Внезапно раздался звук движущегося пассажирского лифта, одного из нескольких, включая грузовые, ходившего вдоль оси гирлянды. Я стремглав нырнул в служебный вход и, добежав до конца коридора, ведшего на винтовую лестницу, задержался у люка.

Через несколько минут услышал у входа тяжелые шаги, сопровождавшиеся сопением, и, перешагнув комингс люка, перешёл на винтовую лестницу. Я полагал, что встречусь с еще одним, безразличным ко мне, монстром, но на всякий случай принял меры предосторожности, сделав несколько витков вниз. Вскоре услышал, как взвизгнули петли люка, потом сопение и кряхтение пролезающего через него человека (?), кажется, чрезмерно зажиревшего. Бесшумно дыша, я стоял со «спиттлером» наготове, предоставив сделать первый шаг неизвестному.

А он и не думал таиться и прятаться.

— Стой, паршивец! — услышал я хриплый фальцет. — Стой, кому говорят! — вниз по лестнице забухали шаги.

Я перемещался вниз, держа незнакомца на постоянной дистанции. Винтовая лестница имела преимущество перед простыми лестничными маршами: даже близко подпустив противника, можно было укрыться за крутым боком центрального стебля, не попадая в поле прямой видимости, не позволяя увидеть себя.

Преследователь время от времени грязно ругался, предлагая мне немедленно остановиться.
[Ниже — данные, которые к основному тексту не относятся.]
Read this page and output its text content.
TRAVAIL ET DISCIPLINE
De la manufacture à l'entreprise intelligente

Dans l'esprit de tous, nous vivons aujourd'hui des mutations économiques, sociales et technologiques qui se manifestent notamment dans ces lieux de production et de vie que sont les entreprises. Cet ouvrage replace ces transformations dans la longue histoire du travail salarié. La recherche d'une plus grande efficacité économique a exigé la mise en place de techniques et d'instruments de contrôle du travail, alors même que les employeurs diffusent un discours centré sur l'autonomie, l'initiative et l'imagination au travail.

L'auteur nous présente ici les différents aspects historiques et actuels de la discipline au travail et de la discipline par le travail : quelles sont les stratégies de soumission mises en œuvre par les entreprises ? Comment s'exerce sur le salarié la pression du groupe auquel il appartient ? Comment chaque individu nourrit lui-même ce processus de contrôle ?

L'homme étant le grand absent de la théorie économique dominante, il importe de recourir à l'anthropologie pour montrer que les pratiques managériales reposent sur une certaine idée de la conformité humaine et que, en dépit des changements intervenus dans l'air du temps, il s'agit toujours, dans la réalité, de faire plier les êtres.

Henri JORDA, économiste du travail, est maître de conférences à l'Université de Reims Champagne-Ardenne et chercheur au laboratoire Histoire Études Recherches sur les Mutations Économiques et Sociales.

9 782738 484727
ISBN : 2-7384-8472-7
Лестница пересекла границу подкупольной зоны, башня проходила теперь внутри купола «Платинум сити». Я явно заигрался в эти кошки-мышки и был наказан за свое легкомыслие: вдруг ярчайшая вспышка озарила внутренность башни. Заболели, как от сварки, глаза; жар опалил меня. Он применил флэйминг, точно выдержав кодекс: мы уже находились в подкупольном пространстве. Я, как заяц с горы, покатился вниз; вспышки замигали вдогонку. Наткнувшись на люк, ведущий в центральный стебель, перешёл по мостику к вертикальной лестнице и стал быстро подниматься вверх, надеясь потом снова выйти на винтовую и зайти сверху в тыл моему невидимому противнику.

Но и незнакомец хорошо знал устройство башни. Неожиданно он появился вверху на. мостике и, несомненно, сжег бы меня, если бы действовал проворнее, но я, держась левой рукой за грядку лестницы и откинувшись всем телом в сторону, выпустил вверх короткую очередь из «спиттлера», лишь чуть-чуть опередив человека с флэймингом. Он все-таки успел дать по мне очень короткий импульс, совершенно оглушивший и ослепивший меня. Но я удержался на лестнице, вцепившись в неё, как паук, и через секунду услышал идущий сверху нарастающий рёв и затем страшный нечеловеческий крик, полный муки и боли, донесшийся снизу. Облачко вонючего дыма поднялось и поглотило меня, я ощутил тяжёлый запах горящего металла. Продрав глаза, глянул вниз, и меня всего передёрнуло.

Горизонтальный мостик, по которому я только что переходил к лестнице, был разрезан лучом флэйминга и держался на одном конце со стороны люка, сильно накренившись вниз. А на одной из торчавших вверх и скрученной от жара стоек поручней, как огромный жирный лещ на крючке, корчился и хрипел тучный человек.

Я спустился пониже и, с трудом выдерживая страшное зрелище, заставил себя выстрелом из «спиттлера» добить несчастного, освободив его от невыносимых мучений. Держась обеими руками за лестничную грядку, правой ногой с трудом дотянулся до трупа и стал толкать его, стремясь сорвать с «крючка», но труп крутился из стороны в сторону, и только после многих попыток я сумел скинуть его вниз.

Поворачиваясь в воздухе, труп на миг оказался в положении лицом вверх, и я запоздало признал в убитом мною человеке бармена из бара отеля «Космополитэн», которого пилот «харвестера» назвал «главным эгменом».